McIntyre does not know for certain but he believes the acetylfentanyl may have been purchased locally based on when it is believed the man who died obtained the drug. But many of the other new psychoactive substances are believed to have been purchased online, creating potentially more uncertainty.

“The problem is when you buy these drugs on the Internet, you don’t know exactly what you’re getting, you don’t know if it’s mixed with something that is more toxic than you think you’re taking, and you don’t know the purity of it,” says McIntyre. “So, the drug you buy today on the Internet might be stronger than the one you bought last month. And you get a toxic, fatal reaction to it. The Internet is a game changer with these synthetic, modern abused drugs.”

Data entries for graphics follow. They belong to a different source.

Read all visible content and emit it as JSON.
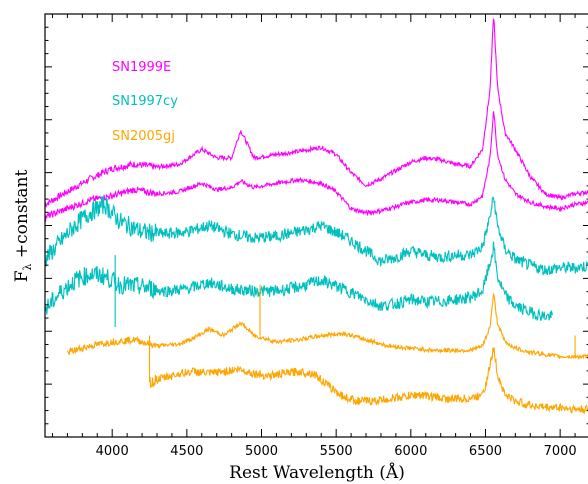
{
  "chart_data": {
    "type": "line",
    "title": "",
    "xlabel": "Rest Wavelength (Å)",
    "ylabel": "F_λ +constant",
    "ylabel_main": "F",
    "ylabel_sub": "λ",
    "ylabel_rest": " +constant",
    "xlim": [
      3550,
      7200
    ],
    "ylim": [
      0,
      1
    ],
    "xticks": [
      4000,
      4500,
      5000,
      5500,
      6000,
      6500,
      7000
    ],
    "xtick_labels": [
      "4000",
      "4500",
      "5000",
      "5500",
      "6000",
      "6500",
      "7000"
    ],
    "grid": false,
    "legend": "top-left",
    "series": [
      {
        "name": "SN1999E",
        "color": "#ff00ff",
        "x": [
          3550,
          3700,
          3850,
          4000,
          4150,
          4300,
          4450,
          4600,
          4700,
          4800,
          4860,
          4950,
          5100,
          5250,
          5400,
          5500,
          5600,
          5700,
          5800,
          5900,
          6000,
          6100,
          6200,
          6300,
          6400,
          6480,
          6530,
          6555,
          6580,
          6630,
          6700,
          6800,
          6900,
          7000,
          7100,
          7200
        ],
        "y": [
          0.55,
          0.58,
          0.61,
          0.635,
          0.645,
          0.638,
          0.645,
          0.68,
          0.66,
          0.66,
          0.725,
          0.66,
          0.668,
          0.675,
          0.685,
          0.668,
          0.625,
          0.595,
          0.61,
          0.63,
          0.65,
          0.66,
          0.655,
          0.645,
          0.64,
          0.68,
          0.82,
          1.0,
          0.83,
          0.72,
          0.68,
          0.615,
          0.575,
          0.565,
          0.575,
          0.58
        ]
      },
      {
        "name": "SN1999E",
        "color": "#ff00ff",
        "x": [
          3550,
          3700,
          3850,
          4000,
          4150,
          4300,
          4450,
          4600,
          4700,
          4800,
          4860,
          4950,
          5100,
          5250,
          5400,
          5500,
          5600,
          5700,
          5800,
          5900,
          6000,
          6100,
          6200,
          6300,
          6400,
          6480,
          6530,
          6555,
          6580,
          6630,
          6700,
          6800,
          6900,
          7000,
          7100,
          7200
        ],
        "y": [
          0.52,
          0.54,
          0.56,
          0.57,
          0.585,
          0.575,
          0.58,
          0.6,
          0.585,
          0.59,
          0.605,
          0.59,
          0.6,
          0.608,
          0.6,
          0.58,
          0.54,
          0.53,
          0.535,
          0.545,
          0.555,
          0.56,
          0.56,
          0.555,
          0.55,
          0.57,
          0.66,
          0.775,
          0.67,
          0.61,
          0.575,
          0.555,
          0.545,
          0.54,
          0.55,
          0.555
        ]
      },
      {
        "name": "SN1997cy",
        "color": "#00bfbf",
        "x": [
          3550,
          3650,
          3750,
          3850,
          3950,
          4050,
          4200,
          4350,
          4500,
          4650,
          4800,
          4950,
          5100,
          5250,
          5400,
          5550,
          5700,
          5800,
          5900,
          6000,
          6100,
          6200,
          6300,
          6400,
          6480,
          6530,
          6555,
          6580,
          6630,
          6700,
          6800,
          6900,
          7000,
          7100,
          7200
        ],
        "y": [
          0.42,
          0.46,
          0.5,
          0.53,
          0.55,
          0.51,
          0.485,
          0.48,
          0.485,
          0.5,
          0.48,
          0.47,
          0.475,
          0.485,
          0.5,
          0.475,
          0.44,
          0.415,
          0.425,
          0.44,
          0.43,
          0.425,
          0.43,
          0.43,
          0.45,
          0.52,
          0.57,
          0.5,
          0.445,
          0.42,
          0.405,
          0.395,
          0.4,
          0.4,
          0.405
        ]
      },
      {
        "name": "SN1997cy",
        "color": "#00bfbf",
        "x": [
          3550,
          3650,
          3750,
          3850,
          3950,
          4050,
          4200,
          4350,
          4500,
          4650,
          4800,
          4950,
          5100,
          5250,
          5400,
          5550,
          5700,
          5800,
          5900,
          6000,
          6100,
          6200,
          6300,
          6400,
          6480,
          6530,
          6555,
          6580,
          6630,
          6700,
          6800,
          6900,
          6950
        ],
        "y": [
          0.3,
          0.34,
          0.37,
          0.385,
          0.38,
          0.36,
          0.355,
          0.345,
          0.35,
          0.365,
          0.35,
          0.345,
          0.345,
          0.355,
          0.37,
          0.35,
          0.325,
          0.31,
          0.315,
          0.325,
          0.32,
          0.32,
          0.325,
          0.33,
          0.345,
          0.41,
          0.45,
          0.38,
          0.335,
          0.31,
          0.295,
          0.285,
          0.285
        ]
      },
      {
        "name": "SN2005gj",
        "color": "#ffa500",
        "x": [
          3700,
          3850,
          4000,
          4150,
          4300,
          4450,
          4550,
          4650,
          4750,
          4860,
          4950,
          5100,
          5250,
          5400,
          5550,
          5700,
          5850,
          6000,
          6150,
          6300,
          6400,
          6480,
          6530,
          6555,
          6580,
          6630,
          6700,
          6800,
          6900,
          7000,
          7100,
          7200
        ],
        "y": [
          0.2,
          0.215,
          0.225,
          0.23,
          0.215,
          0.22,
          0.235,
          0.255,
          0.24,
          0.27,
          0.24,
          0.225,
          0.23,
          0.24,
          0.245,
          0.23,
          0.215,
          0.21,
          0.205,
          0.205,
          0.205,
          0.215,
          0.26,
          0.34,
          0.27,
          0.225,
          0.21,
          0.2,
          0.195,
          0.19,
          0.19,
          0.19
        ]
      },
      {
        "name": "SN2005gj",
        "color": "#ffa500",
        "x": [
          4250,
          4350,
          4450,
          4550,
          4650,
          4750,
          4850,
          4950,
          5050,
          5150,
          5250,
          5350,
          5450,
          5550,
          5650,
          5750,
          5850,
          5950,
          6050,
          6150,
          6250,
          6350,
          6450,
          6500,
          6530,
          6555,
          6580,
          6630,
          6700,
          6800,
          6900,
          7000,
          7100,
          7200
        ],
        "y": [
          0.13,
          0.14,
          0.15,
          0.155,
          0.15,
          0.155,
          0.16,
          0.15,
          0.145,
          0.15,
          0.155,
          0.15,
          0.12,
          0.095,
          0.085,
          0.085,
          0.09,
          0.095,
          0.1,
          0.095,
          0.09,
          0.09,
          0.095,
          0.12,
          0.17,
          0.21,
          0.15,
          0.1,
          0.085,
          0.075,
          0.07,
          0.07,
          0.065,
          0.065
        ]
      }
    ],
    "legend_entries": [
      {
        "label": "SN1999E",
        "color": "#ff00ff"
      },
      {
        "label": "SN1997cy",
        "color": "#00bfbf"
      },
      {
        "label": "SN2005gj",
        "color": "#ffa500"
      }
    ],
    "spikes": [
      {
        "color": "#00bfbf",
        "x": 4020,
        "y_from": 0.43,
        "y_to": 0.26
      },
      {
        "color": "#ffa500",
        "x": 4990,
        "y_from": 0.24,
        "y_to": 0.36
      },
      {
        "color": "#ffa500",
        "x": 4250,
        "y_from": 0.13,
        "y_to": 0.24
      },
      {
        "color": "#ffa500",
        "x": 7100,
        "y_from": 0.19,
        "y_to": 0.24
      }
    ]
  }
}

William Perno, a prevention specialist with the Institute for Public Strategies and a retired San Diego County Sheriff’s deputy, said synthetic drug manufacturers frequently alter drug compounds to stay one step ahead of authorities who ban specific synthetic drug formulas. A manufacturer knows that a product may be out in the market for six months to a year before it’s flagged as a dangerous drug, so they are already working on their next formula, he said.

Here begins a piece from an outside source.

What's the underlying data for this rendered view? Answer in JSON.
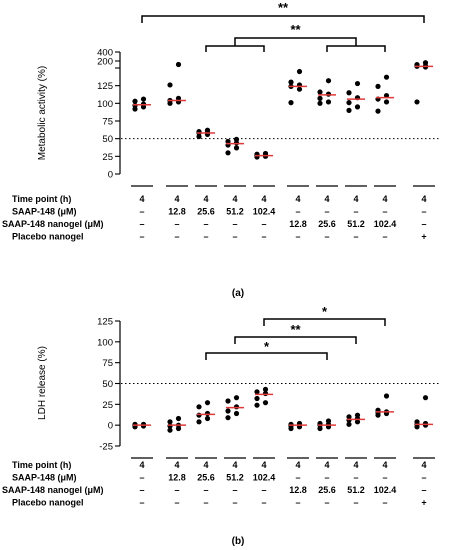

Person says, “This is chemical Russian roulette. The effects can be death or serious injury after one time use.”

Local drug dealers can be fooled by their drug sources as well. According to Perno, one North County man, who was a known ecstasy dealer, was actually selling bath salts or methylone, to his own surprise.

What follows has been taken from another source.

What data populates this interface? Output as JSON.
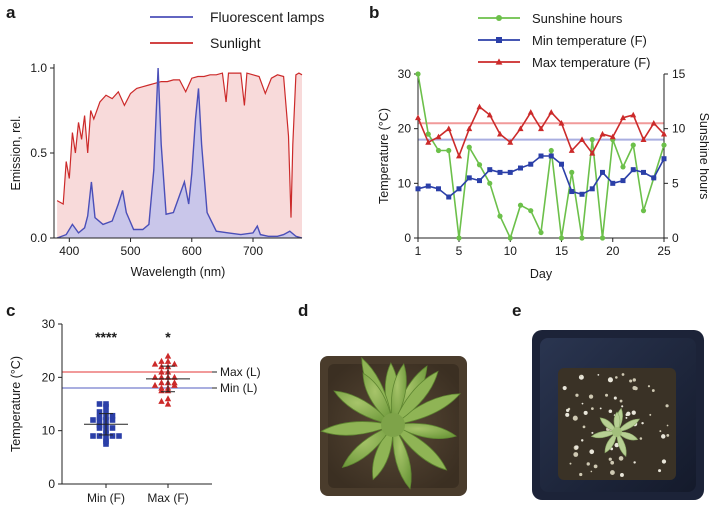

The County’s toxicology laboratory identified methylone to be yet another new synthetic substance that caused a death in a 2013 case.

Perno says some recreational drug users think they are smoking all natural herbs, and don’t realize the herbs are sprayed with psychoactive substances because the drugs aren’t identified in the packaging.

For his part, McIntyre said he wants to warn others. The Medical Examiner’s Office has published its findings and methodology on five of the seven drugs in national toxicology and forensic science journals.

Often these new psychoactive substances aren’t even tested for in autopsies in other areas, because not all medical examiners or morgues have a laboratory. In those areas, toxicology tests are conducted at independent contract laboratories.

Additionally, the new psychoactive substances may not even register on some of the routine panels the labs are using for drug testing. The San Diego County Medical Examiner’s Office tests for 12 different categories of commonly abused drugs; other areas may test for only five or six of these.

In San Diego, many of the new psychoactive drugs were initially detected when they triggered a reaction for one of the drugs on the routine screening panel.  However, upon subsequent confirmation testing, the sample didn’t contain any of the expected drugs.

 This tipped off toxicologists to the possibility of another new psychoactive substance, which they then set out to confirm and measure.  As it turns out, a number of the newer synthetic drugs produce a positive result on the routine screening tests because their chemical structures are similar.

McIntyre concludes,  “As our chief medical examiner, Dr. Glenn Wagner often says, we’re not just the local morgue; we want to be an education source and a research center.” He adds that  the forensic toxicology laboratory is important in helping educate not only scientists but also the local communities about the dangers of the drugs out there, particularly those that people can get now on the Internet—substances that could result in a one-way trip--to the morgue.